Elle soigne l’homme en question, dans les poches de son manteau se trouve des papiers d’identité ; il est Henry Daunt, photographe.

Pour la petite fille de quatre ans les choses sont plus compliquées – elle paraît morte, aucun signe de vie, de respiration, pas de pouls – et soudain, la voilà qui se réveille !
Pour Jonathan, le fils des aubergistes, il s’agit d’un miracle, pour Rita, c’est totalement surprenant et inattendu puisque aucun signe vital n’apparaissait.

A partir de ce moment, les langues iront bon train – les habituels conteurs vont se mettre à broder autour de cette histoire et celle-ci va aller bien au-delà de Radcot.
L’histoire va arriver chez les Vaughans, chez Robert Armstrong, et jusqu’à Lily White, gouvernante du pasteur du village.

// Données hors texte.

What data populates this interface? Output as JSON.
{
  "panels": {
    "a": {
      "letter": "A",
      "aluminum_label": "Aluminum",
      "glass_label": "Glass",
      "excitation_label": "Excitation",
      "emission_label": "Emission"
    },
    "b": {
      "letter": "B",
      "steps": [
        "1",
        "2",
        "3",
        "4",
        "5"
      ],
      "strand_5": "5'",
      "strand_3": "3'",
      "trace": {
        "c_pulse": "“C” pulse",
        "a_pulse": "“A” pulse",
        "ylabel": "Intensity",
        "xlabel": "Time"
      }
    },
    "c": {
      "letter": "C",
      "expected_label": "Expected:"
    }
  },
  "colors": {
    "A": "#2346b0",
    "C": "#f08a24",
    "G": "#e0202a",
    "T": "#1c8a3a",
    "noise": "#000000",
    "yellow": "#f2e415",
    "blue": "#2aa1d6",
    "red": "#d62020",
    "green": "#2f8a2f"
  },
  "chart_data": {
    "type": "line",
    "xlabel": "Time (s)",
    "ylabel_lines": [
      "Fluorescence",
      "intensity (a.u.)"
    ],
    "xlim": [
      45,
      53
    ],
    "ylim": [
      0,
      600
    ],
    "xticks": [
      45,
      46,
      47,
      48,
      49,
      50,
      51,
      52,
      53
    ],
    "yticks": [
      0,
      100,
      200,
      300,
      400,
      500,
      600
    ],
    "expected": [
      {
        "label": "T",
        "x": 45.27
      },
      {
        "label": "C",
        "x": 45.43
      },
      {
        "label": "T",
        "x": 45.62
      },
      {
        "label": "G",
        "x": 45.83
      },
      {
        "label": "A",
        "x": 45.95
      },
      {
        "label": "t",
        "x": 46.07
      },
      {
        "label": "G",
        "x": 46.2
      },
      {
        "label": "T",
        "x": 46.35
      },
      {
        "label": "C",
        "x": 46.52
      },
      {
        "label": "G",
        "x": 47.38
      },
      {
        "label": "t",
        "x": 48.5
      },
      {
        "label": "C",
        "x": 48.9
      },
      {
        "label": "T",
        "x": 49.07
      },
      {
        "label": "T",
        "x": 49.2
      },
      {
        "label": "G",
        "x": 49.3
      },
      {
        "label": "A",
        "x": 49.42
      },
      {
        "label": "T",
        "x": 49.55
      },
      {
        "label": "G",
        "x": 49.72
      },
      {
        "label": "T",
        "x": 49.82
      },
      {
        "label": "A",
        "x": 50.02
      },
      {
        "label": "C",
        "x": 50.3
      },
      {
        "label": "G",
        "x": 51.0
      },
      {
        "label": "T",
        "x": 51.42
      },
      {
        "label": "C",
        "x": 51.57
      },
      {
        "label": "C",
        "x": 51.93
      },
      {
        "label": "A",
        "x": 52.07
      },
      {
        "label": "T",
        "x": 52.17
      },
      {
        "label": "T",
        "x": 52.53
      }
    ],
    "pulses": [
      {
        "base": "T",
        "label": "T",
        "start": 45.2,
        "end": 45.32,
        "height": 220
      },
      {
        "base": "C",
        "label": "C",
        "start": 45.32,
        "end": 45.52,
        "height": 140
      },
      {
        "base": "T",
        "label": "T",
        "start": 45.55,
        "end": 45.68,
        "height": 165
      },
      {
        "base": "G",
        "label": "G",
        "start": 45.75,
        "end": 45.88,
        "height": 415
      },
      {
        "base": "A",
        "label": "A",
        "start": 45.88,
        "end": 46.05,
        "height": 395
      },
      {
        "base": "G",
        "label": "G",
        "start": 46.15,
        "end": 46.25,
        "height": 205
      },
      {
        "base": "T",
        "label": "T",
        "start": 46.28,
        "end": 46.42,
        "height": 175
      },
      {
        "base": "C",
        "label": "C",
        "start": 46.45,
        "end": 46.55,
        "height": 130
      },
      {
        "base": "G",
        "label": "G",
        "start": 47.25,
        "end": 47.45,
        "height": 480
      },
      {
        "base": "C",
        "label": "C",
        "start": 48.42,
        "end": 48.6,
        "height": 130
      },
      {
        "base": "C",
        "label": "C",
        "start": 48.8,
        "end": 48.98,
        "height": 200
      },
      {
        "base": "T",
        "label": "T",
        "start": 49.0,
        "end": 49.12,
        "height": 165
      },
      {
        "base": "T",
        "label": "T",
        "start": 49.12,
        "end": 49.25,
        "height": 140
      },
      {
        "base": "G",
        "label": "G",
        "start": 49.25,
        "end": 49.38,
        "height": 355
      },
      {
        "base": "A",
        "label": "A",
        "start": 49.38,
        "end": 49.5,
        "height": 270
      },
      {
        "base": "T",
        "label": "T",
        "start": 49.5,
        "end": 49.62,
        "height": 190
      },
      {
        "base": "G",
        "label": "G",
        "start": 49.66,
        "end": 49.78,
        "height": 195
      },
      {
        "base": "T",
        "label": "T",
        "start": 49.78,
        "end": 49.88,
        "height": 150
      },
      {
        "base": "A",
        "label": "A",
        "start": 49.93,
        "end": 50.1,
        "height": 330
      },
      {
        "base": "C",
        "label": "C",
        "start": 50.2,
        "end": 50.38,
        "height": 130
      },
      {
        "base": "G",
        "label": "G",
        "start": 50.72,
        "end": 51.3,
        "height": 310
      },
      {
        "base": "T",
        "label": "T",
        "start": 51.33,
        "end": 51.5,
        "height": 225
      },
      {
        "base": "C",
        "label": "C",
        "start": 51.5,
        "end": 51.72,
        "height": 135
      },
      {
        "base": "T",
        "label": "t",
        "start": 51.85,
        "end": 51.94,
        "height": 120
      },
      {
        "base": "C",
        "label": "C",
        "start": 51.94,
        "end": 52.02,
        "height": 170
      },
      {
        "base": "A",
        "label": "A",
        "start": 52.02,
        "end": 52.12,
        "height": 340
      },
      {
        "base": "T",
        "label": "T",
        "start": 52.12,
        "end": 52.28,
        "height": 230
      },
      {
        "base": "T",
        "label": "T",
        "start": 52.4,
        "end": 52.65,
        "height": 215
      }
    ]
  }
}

Chacune de ces personnes a perdu une petite fille = Amelia, l’enfant des Vaughans, enlevée il y a 2 ans et dont le deuil a détruit le couple ; pour le fermier afro-américain Robert Armstrong, un homme bon et d’excellente éducation,  il est possible qu’il s’agisse d’ Alice, sa petite-fille dont il ignorait l’existence à ce jour, enfant de son fils Robin, jeune homme peu recommandable ; pour Lily, elle serait Ann, sa petite sœur. Ce dernier cas étant totalement improbable, aussi n’insiste-t-elle pas à réclamer l’enfant.
Ceux qui l’emmènent sont les Vaughans et le retour à la vie de cette petite fille représente une résurrection de leur vie avant l’enlèvement – Helena, l’épouse redevient celle qu’elle était, il n’y a qu’Anthony, son époux, qui garde un doute, au point de se rendre chez ses avoués à Oxford afin de recevoir des conseils sur la marche à suivre.

Pourquoi Rita s’est-elle fait agresser près de chez elle, ce n’était pas qu’un voleur bien que l’homme ait emporté l’argent ; il tenait particulièrement à savoir si l’enfant avait parlé – mais non, la petite fille est toujours muette et il n’est pas certain qu’elle reparle un jour.
Qui est ce mystérieux et inquiétant personnage qui rôde autour de la maison des Vaughans, de la ferme des Armstrong et fait tellement peur à Lily ?

Henry Gaunt revient au village pour les remercier et plus particulièrement chez Rita ; elle est, selon lui, un beau sujet à photographier, il se sent attiré par cette femme, sereine, belle à sa manière.

C’est au cours du solstice d’été alors que le calme s’était installé dans le village et  que Helena Vaughan profite du bonheur de ravoir sa petite Amelia, que lors de la fête du solstice un drame va éclater.

D’un solstice d’hiver à l’autre, un an dans la vie de Radcot se sera écoulé, bien des choses auront changé.

Mon avis = un enchantement que ce livre, qui est un bel hommage aux conteurs d’histoires le soir à la veillée, de ces histoires dont naquirent moultes contes et légende. Omniprésence aussi du fleuve, un personnage en soi dans ce roman mélangeant un peu les genres – du roman gothique, aux légendes entourant les mystères d’un fleuve qui peut être tour à tour clément ou mortel.
Comme ce « Quietly » (le silencieux), celui qui un jour mourut dans le fleuve et qui, depuis, emmène les âmes dont le temps est écoulé vers l’autre rive, celle dont on ne revient pas. Si ce n’est pas votre heure, il vous ramènera sur la bonne rive.

L’écriture est très belle, ce qui est important pour un tel livre. Les phrases « coulent » aussi agréablement que le fleuve qui s’écoule.
Un rebondissement bouleverse l’histoire, comme un orage bouleverse le calme du fleuve.

Chaque personnage de l’histoire possède son ou ses chapitre(s), l’auteure Diane Setterfield, elle-même magnifique conteuse, nous livre un pan de la vie de ceux qui forgent ce roman.

Tous ces personnages sont magnifiquement décrits, leur vie, triste ou heureuse, joliment décrite.

Certains ont parlé de Dickens à propos du roman, je préfère la comparaison avec Wilkie Collins.

Je ne peux que recommander chaudement cette lecture qui m’a envoûtée à tel point qu’il me fut incapable de lâcher le livre, une fois commencé.